JULY - ArtReads for Kids

Quote: Every artist was first an amateur.
                                    ~ Ralph Waldo Emerson



Animalia  by Graeme Base
It is an A - Z book which has a wealth of hidden objects and ideas. Within the pages of this book you may discover, if you look beyond the spell of written words, a hidden land of beasts and birds. For many things are 'of a kind,' and those with keenest eyes will find a thousand things, or maybe more - It's up to you to keep the score.  Beautifully illustrated and well worth a viewing!

Imagine a Night  
by Sarah L. Thomson
Imagine a night when you can ride your bike right up the stairs to your bed. Imagine a night when your toy train rumbles on it's tracks out of your room and roars back in, full sized, ready for you to hop on for a night-time adventure. Imagine a night when a farmer plays a lullaby on his fiddle, and his field of sunflowers begins to dip and sway to the rhythm. Imagine a night when ordinary objects magically become extraordinary... a night when it is possible to believe the impossible.

by Sarah L. Thomson
Imagine a day when your swing swings you higher than the highest treetops. Imagine a day when you can ride your bike up a path of falling leaves into the very tree they are falling from. Imagine a day when you release a handful of blue balloons into a cloudy, grey sky to create a postcard-perfect day. Imagine a day when the ordinary becomes the extraordinary... a day when anything is possible.

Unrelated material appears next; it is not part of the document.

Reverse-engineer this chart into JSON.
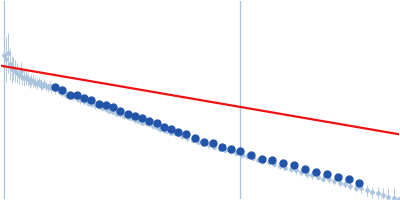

Cezanne and the apple boy  by Laurence Anholt
Paul Cezanne was on of the greatest French impressionist painters. This delightful book follows his son, also called Paul, as he travels to the mountains to spend a summer with his father. He discovers that his father paints the natural worls with a passion that few can understand. But one day they meet an art dealer who offers to sell the paintings in Paris and the rest is history. The reader gains a real insight into Cezanne the man through the eyes of a child - sometimes frightening, driven by his passion for art. And it provides a vivid introduction to Cezanne's work, with reproductions of his most famous paintings incorporated in the illustrations.

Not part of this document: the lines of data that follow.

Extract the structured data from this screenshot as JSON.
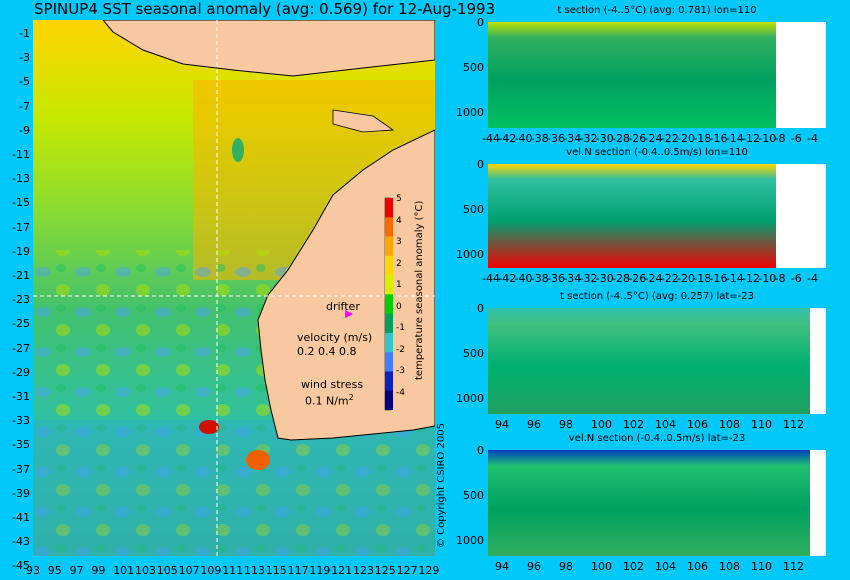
{
  "title": "SPINUP4 SST seasonal anomaly (avg: 0.569) for 12-Aug-1993",
  "copyright": "© Copyright CSIRO 2005",
  "map": {
    "lat_ticks": [
      "-1",
      "-3",
      "-5",
      "-7",
      "-9",
      "-11",
      "-13",
      "-15",
      "-17",
      "-19",
      "-21",
      "-23",
      "-25",
      "-27",
      "-29",
      "-31",
      "-33",
      "-35",
      "-37",
      "-39",
      "-41",
      "-43",
      "-45"
    ],
    "lon_ticks": [
      "93",
      "95",
      "97",
      "99",
      "101",
      "103",
      "105",
      "107",
      "109",
      "111",
      "113",
      "115",
      "117",
      "119",
      "121",
      "123",
      "125",
      "127",
      "129"
    ],
    "crosshair": {
      "lat": -23,
      "lon": 110
    },
    "legend": {
      "drifter_label": "drifter",
      "velocity_label": "velocity (m/s)",
      "velocity_scale": [
        "0.2",
        "0.4",
        "0.8"
      ],
      "wind_label": "wind stress",
      "wind_value": "0.1 N/m",
      "wind_exp": "2"
    },
    "colorbar": {
      "label": "temperature seasonal anomaly (°C)",
      "ticks": [
        "5",
        "4",
        "3",
        "2",
        "1",
        "0",
        "-1",
        "-2",
        "-3",
        "-4"
      ],
      "colors": [
        "#f00000",
        "#ff6a00",
        "#ffa500",
        "#ffd400",
        "#d8f000",
        "#00d000",
        "#00a060",
        "#30c8c8",
        "#4080ff",
        "#1020c0",
        "#000080"
      ]
    }
  },
  "sections": [
    {
      "title": "t section (-4..5°C) (avg: 0.781) lon=110",
      "yticks": [
        "0",
        "500",
        "1000"
      ],
      "xticks": [
        "-44",
        "-42",
        "-40",
        "-38",
        "-36",
        "-34",
        "-32",
        "-30",
        "-28",
        "-26",
        "-24",
        "-22",
        "-20",
        "-18",
        "-16",
        "-14",
        "-12",
        "-10",
        "-8",
        "-6",
        "-4"
      ]
    },
    {
      "title": "vel.N section (-0.4..0.5m/s) lon=110",
      "yticks": [
        "0",
        "500",
        "1000"
      ],
      "xticks": [
        "-44",
        "-42",
        "-40",
        "-38",
        "-36",
        "-34",
        "-32",
        "-30",
        "-28",
        "-26",
        "-24",
        "-22",
        "-20",
        "-18",
        "-16",
        "-14",
        "-12",
        "-10",
        "-8",
        "-6",
        "-4"
      ]
    },
    {
      "title": "t section (-4..5°C) (avg: 0.257) lat=-23",
      "yticks": [
        "0",
        "500",
        "1000"
      ],
      "xticks": [
        "94",
        "96",
        "98",
        "100",
        "102",
        "104",
        "106",
        "108",
        "110",
        "112"
      ]
    },
    {
      "title": "vel.N section (-0.4..0.5m/s) lat=-23",
      "yticks": [
        "0",
        "500",
        "1000"
      ],
      "xticks": [
        "94",
        "96",
        "98",
        "100",
        "102",
        "104",
        "106",
        "108",
        "110",
        "112"
      ]
    }
  ],
  "chart_data": [
    {
      "type": "heatmap",
      "title": "SPINUP4 SST seasonal anomaly (avg: 0.569) for 12-Aug-1993",
      "xlim": [
        93,
        130
      ],
      "ylim": [
        -45,
        0
      ],
      "colorbar_range": [
        -4,
        5
      ],
      "units": "°C"
    },
    {
      "type": "heatmap",
      "title": "t section (-4..5°C) (avg: 0.781) lon=110",
      "xlim": [
        -45,
        -3
      ],
      "ylim": [
        1050,
        0
      ]
    },
    {
      "type": "heatmap",
      "title": "vel.N section (-0.4..0.5m/s) lon=110",
      "xlim": [
        -45,
        -3
      ],
      "ylim": [
        1050,
        0
      ]
    },
    {
      "type": "heatmap",
      "title": "t section (-4..5°C) (avg: 0.257) lat=-23",
      "xlim": [
        93,
        114
      ],
      "ylim": [
        1050,
        0
      ]
    },
    {
      "type": "heatmap",
      "title": "vel.N section (-0.4..0.5m/s) lat=-23",
      "xlim": [
        93,
        114
      ],
      "ylim": [
        1050,
        0
      ]
    }
  ]
}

Can you find it?  by Judith Cressy
Discover all the intriguing details that make great art so fascinating. Each spread in this exciting new book offers a work of art and at least eight items to hunt for somewhere within the painting. Turn the thrill of artistic discovery into a trip through history and around the world, as Can You Find It? invites young readers to look into shadows and reflections, through windows and in the branches of trees. * Find a baby and a yellow bowl in a busy scene from ancient China. * Find a traffic light and a pair of pinky rings in a quiet snack bar of a movie theater. * Find three hands and a white bird in a portrait of a five-year-old French king alone on his throne. * Find five butterflies and two owls in an Egyptian tomb painting. * Find a water pump and a haystack in a view down Main Street in small-town America. The nineteen paintings in Can You Find It?, all from the collections of the Metropolitan Museum of Art, include art ranging from ancient Egyptian friezes to 20th-century works. This book is a great tool to show young readers a wonderful new way to look at art.